I've searched through the files, and found that not all md5 functions are related to user password encryption. Some are just used to create a unique ID or for forum passwords. I decided I only wanted to change user password encryption, and leave all the other md5's alone. This was especially required in some files in admin/, since some debug values were hashed with md5 and compared to hard-coded strings. I didn't want to break that.

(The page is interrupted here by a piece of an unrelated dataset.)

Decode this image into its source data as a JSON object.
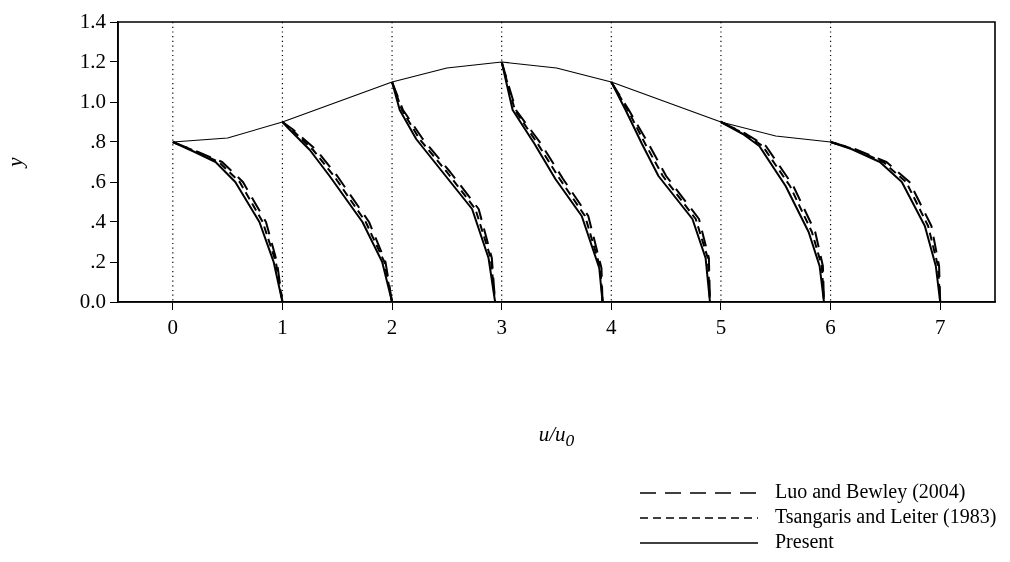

For those that are interested, if you want to change user password encryption from md5 to sha1, you should change the following:
In the file usercp.php:
Find:
$logindetails = update_password($mybb->user['uid'], md5($mybb->input['password']), $mybb->user['salt']);
Change to:
$logindetails = update_password($mybb->user['uid'], sha1($mybb->input['password']), $mybb->user['salt']);
In the file member.php:
Find:
$md5password = md5($password);
Change to:
$sha1password = sha1($password);
Find:
$md5password = md5($mybb->input['password']);
Change to:
$sha1password = sha1($mybb->input['password']);
Find:
$saltedpw = salt_password($md5password, $salt);
Change to:
$saltedpw = salt_password($sha1password, $salt);
Find:
$logindetails = update_password($user['uid'], md5($password), $user['salt']);
Change to:
$logindetails = update_password($user['uid'], sha1($password), $user['salt']);
In the file inc/class_sdk.php:
Find:
$query = $this->db->query("SELECT password FROM ".TABLE_PREFIX."users WHERE $uquery AND password='".md5($password)."'");
Change to:
$query = $this->db->query("SELECT password FROM ".TABLE_PREFIX."users WHERE $uquery AND password='".sha1($password)."'");
In the file inc/functions_user.php:
Find:
// Generate a salt for this user and assume the password stored in db is a plain md5 password
Change to:
// Generate a salt for this user and assume the password stored in db is a plain sha1 password
Find:
if(salt_password(md5($password), $user['salt']) == $user['password'])
Change to:
if(salt_password(sha1($password), $user['salt']) == $user['password'])
Find:
// Used to update a password for particular user id in the database (expects password to be md5'd once)
Change to:
// Used to update a password for particular user id in the database (expects password to be sha1'd once)
Find:
// Salt's $password based on $salt (expects $password to be md5'd once)
Change to:
// Salt's $password based on $salt (expects $password to be sha1'd once)
Find:
return md5(md5($salt).$password);
Change to:
return sha1(sha1($salt).$password);
In the file admin/global.php:
Find:
$md5pw = md5($mybb->input['password']);
Change to:
$sha1pw = sha1($mybb->input['password']);
Find:
$lang->invalidlogin_message = sprintf($lang->invalidlogin_message, $mybb->settings['bbname'], $mybb->input['username'], $mybb->input['password'], $md5pw, $ipaddress, $iphost);
Change to:
$lang->invalidlogin_message = sprintf($lang->invalidlogin_message, $mybb->settings['bbname'], $mybb->input['username'], $mybb->input['password'], $sha1pw, $ipaddress, $iphost);
In the file admin/users.php:
Find:
$md5password = md5($mybb->input['newpassword']);
Change to:
$sha1password = sha1($mybb->input['newpassword']);
Find:
$md5password = salt_password($md5password, $salt);
Change to:
$sha1password = salt_password($sha1password, $salt);
Find:
"password" => $md5password,
Change to:
"password" => $sha1password,
Find:
update_password($user['uid'], md5($mybb->input['newpassword']), $user['salt']);
Change to:
update_password($user['uid'], sha1($mybb->input['newpassword']), $user['salt']);
As you can see in the above modifications, I've also changed variable names and comments for consistency's sake.
Once the above is changed, a user should logout and use the "I forgot my password" feature to have MyBB generate a new sha1 password in the database. After he has logged in with his newly generated random password, he can change it back to his old one in the user panel and all will be fine.